Attendees also collaborated on a stakeholder mapping exercise to identify the organisations best positioned to support the expansion of Graduation and ensure systematic targeting of graduation participants, strategic coordination and sequencing of interventions.
In addition to the five provincial workshops, the national Secretariat supported two other workshops focusing on the dissemination of the Graduation strategy and the newly launched social registry, also organized by MINALOC.
“We laud MINALOC’s leadership in a more comprehensive and coordinated poverty alleviation approach,” said Jean-Claude Muhire, Rwanda Program Director for UPGI. “We are happy to serve as a partner in advancing the Government’s efforts to accelerate the reduction of poverty and support the Secretariat, fueled by the belief that multisectoral and interministerial coordination can play a critical role in driving more effective development.”
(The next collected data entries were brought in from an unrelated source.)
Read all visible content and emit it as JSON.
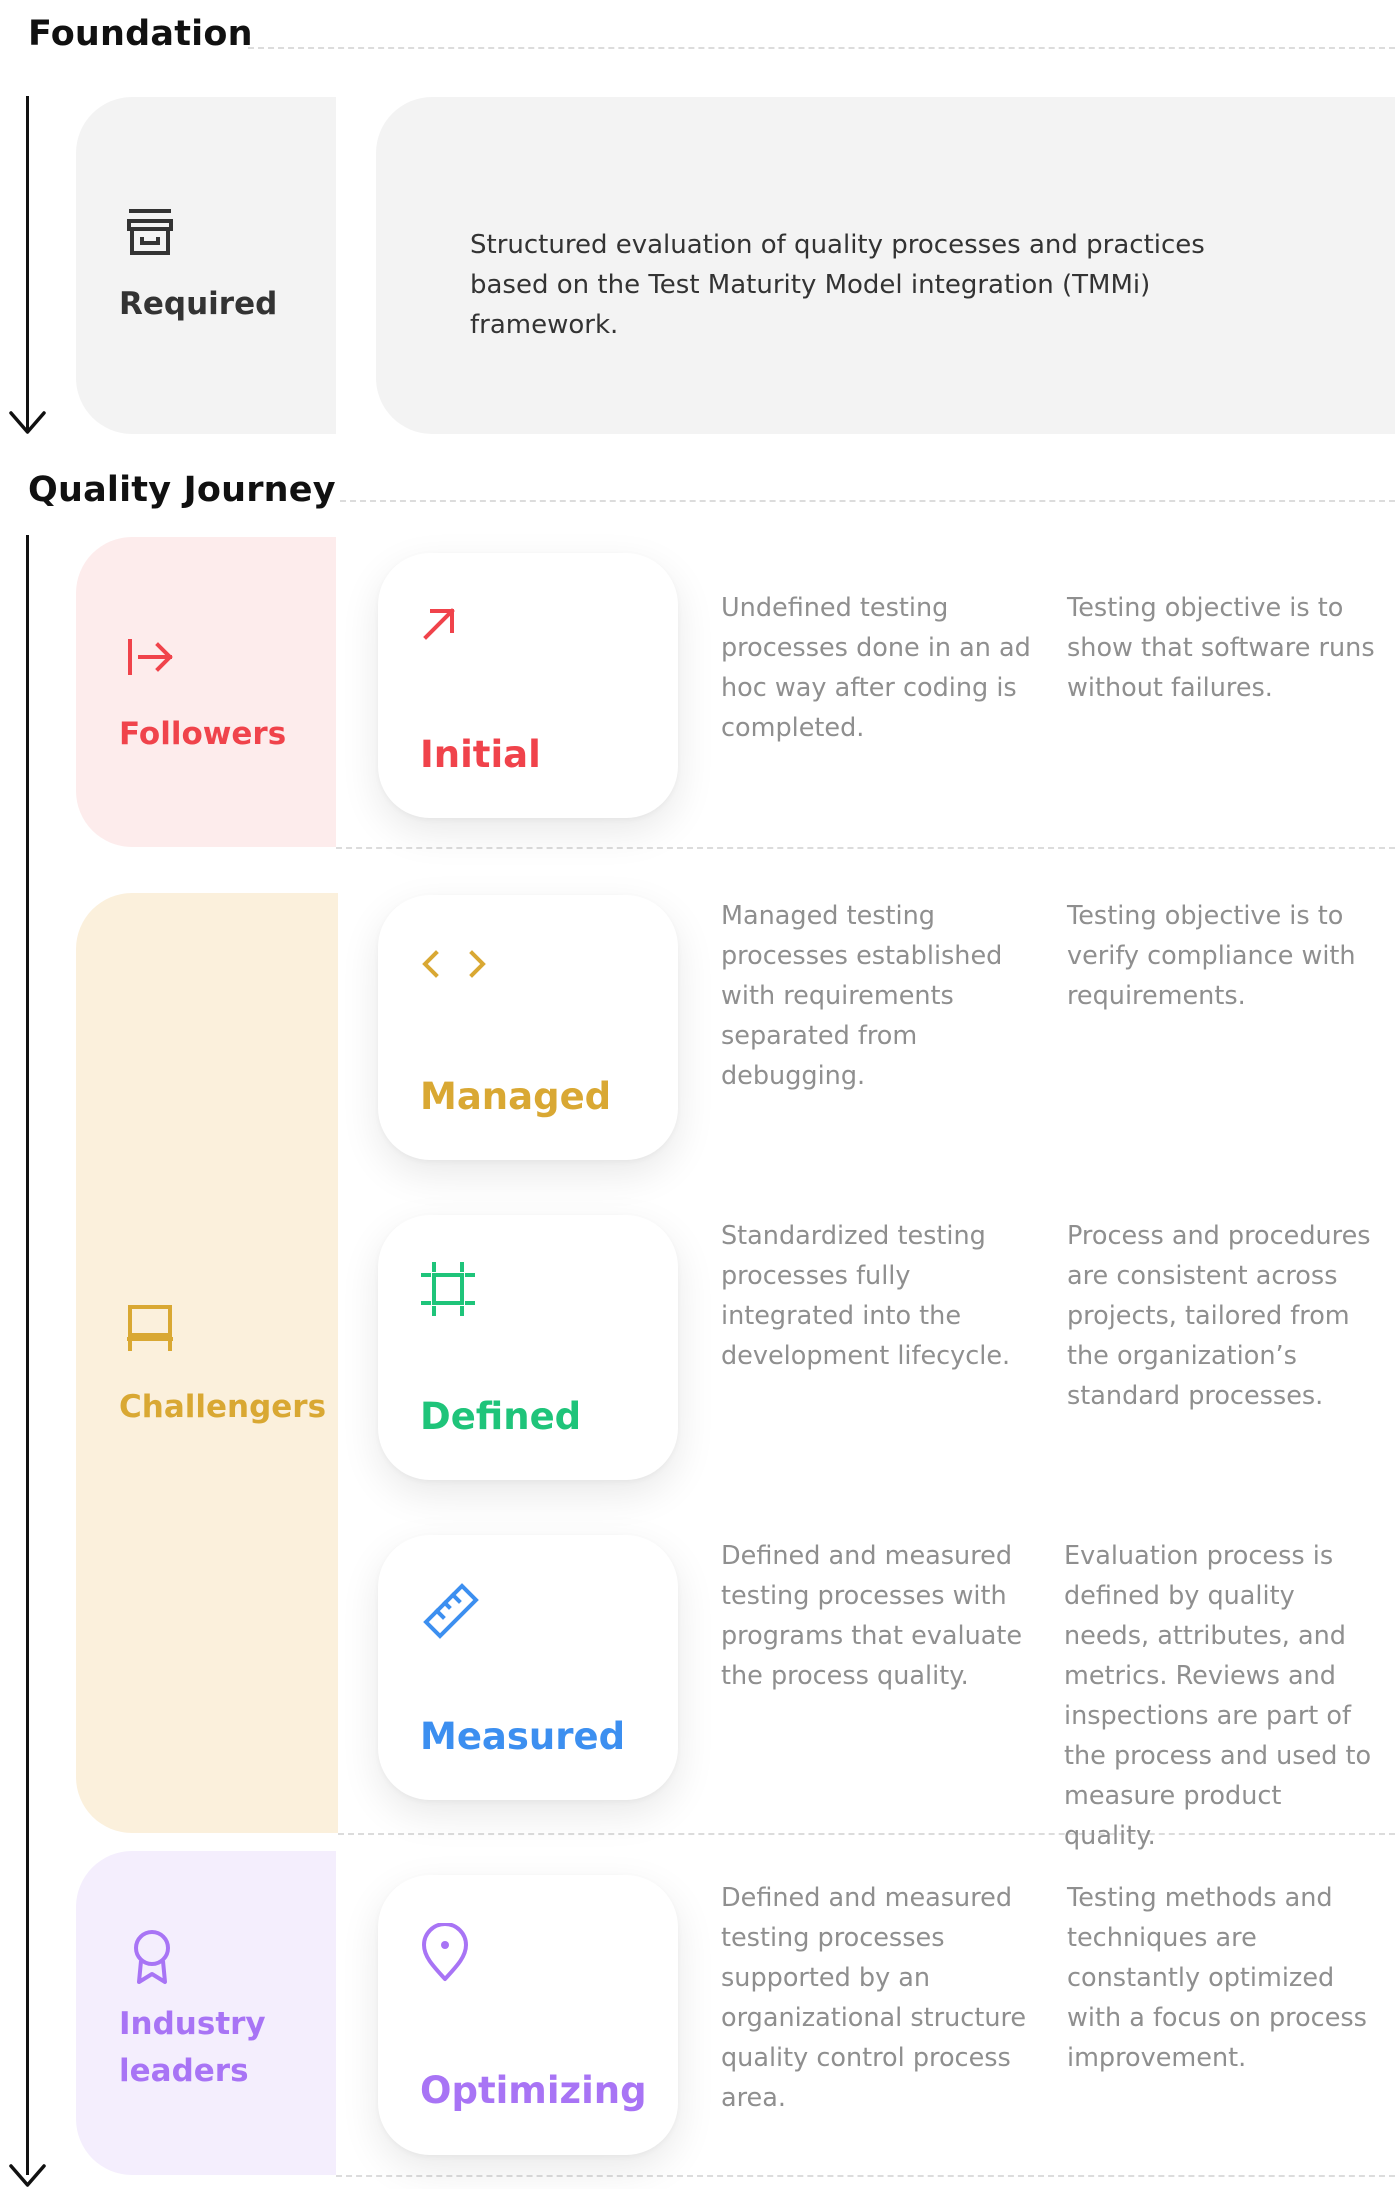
{
  "foundation": {
    "title": "Foundation",
    "category": "Required",
    "description": "Structured evaluation of quality processes and practices based on the Test Maturity Model integration (TMMi) framework."
  },
  "journey": {
    "title": "Quality Journey",
    "categories": [
      {
        "label": "Followers",
        "color": "#f0434b",
        "bg": "#fdecec"
      },
      {
        "label": "Challengers",
        "color": "#d9a833",
        "bg": "#fbf0dc"
      },
      {
        "label": "Industry leaders",
        "color": "#a874f5",
        "bg": "#f4eefd"
      }
    ],
    "levels": [
      {
        "title": "Initial",
        "color": "#f0434b",
        "icon": "arrow-up-right-icon",
        "description": "Undefined testing processes done in an ad hoc way after coding is completed.",
        "objective": "Testing objective is to show that software runs without failures."
      },
      {
        "title": "Managed",
        "color": "#d9a833",
        "icon": "code-brackets-icon",
        "description": "Managed testing processes established with requirements separated from debugging.",
        "objective": "Testing objective is to verify compliance with requirements."
      },
      {
        "title": "Defined",
        "color": "#1fc47a",
        "icon": "frame-icon",
        "description": "Standardized testing processes  fully integrated into the development lifecycle.",
        "objective": "Process and procedures are consistent across projects, tailored from the organization’s standard processes."
      },
      {
        "title": "Measured",
        "color": "#3c8ff0",
        "icon": "ruler-icon",
        "description": "Defined and measured testing processes with programs that evaluate the process quality.",
        "objective": "Evaluation process is defined by quality needs, attributes, and metrics. Reviews and inspections are part of the process and used to measure product quality."
      },
      {
        "title": "Optimizing",
        "color": "#a874f5",
        "icon": "location-pin-icon",
        "description": "Defined and measured testing processes supported by an organizational structure quality control process area.",
        "objective": "Testing methods and techniques are constantly optimized with a focus on process improvement."
      }
    ]
  }
}
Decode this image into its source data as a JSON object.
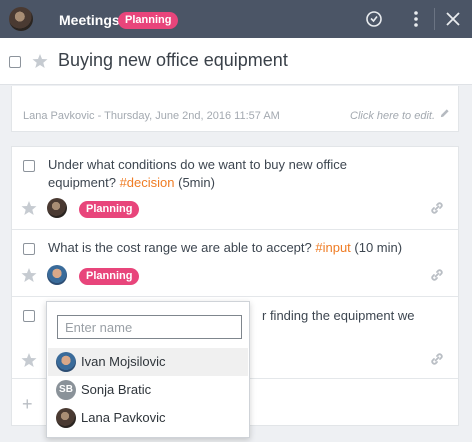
{
  "header": {
    "title": "Meetings",
    "status_badge": "Planning",
    "avatar_icon": "user-avatar",
    "icons": [
      "clock-icon",
      "more-vertical-icon",
      "close-icon"
    ]
  },
  "meeting": {
    "title": "Buying new office equipment"
  },
  "description": {
    "meta": "Lana Pavkovic - Thursday, June 2nd, 2016 11:57 AM",
    "edit_hint": "Click here to edit."
  },
  "agenda": {
    "items": [
      {
        "question_text": "Under what conditions do we want to buy new office equipment? ",
        "tag": "#decision",
        "duration": " (5min)",
        "badge": "Planning",
        "assignee_icon": "lana-avatar"
      },
      {
        "question_text": "What is the cost range we are able to accept? ",
        "tag": "#input",
        "duration": " (10 min)",
        "badge": "Planning",
        "assignee_icon": "ivan-avatar"
      },
      {
        "question_text": "r finding the equipment we",
        "assignee_icon": ""
      }
    ]
  },
  "assignee_dropdown": {
    "placeholder": "Enter name",
    "value": "",
    "options": [
      {
        "name": "Ivan Mojsilovic",
        "initials": "",
        "highlighted": true
      },
      {
        "name": "Sonja Bratic",
        "initials": "SB",
        "highlighted": false
      },
      {
        "name": "Lana Pavkovic",
        "initials": "",
        "highlighted": false
      }
    ]
  },
  "colors": {
    "header_bg": "#4b5566",
    "badge": "#e8457b",
    "tag": "#ef7c24"
  }
}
Governments like Rwanda are central to our efforts to scale the Graduation approach and make long-term gains on extreme poverty reduction. They have the mandate, the infrastructure, and the established systems to transform the lives of their most vulnerable people, as well as the ability to coordinate investments to tackle extreme poverty across ministries, stakeholders, policies, and programmes.
The Government’s commitment to achieving greater and more long-term impact for poverty reduction through Graduation-style programmes leaves us confident that we can shift the way we do development and work together more effectively to enable millions more people to create long-term pathways out of extreme poverty.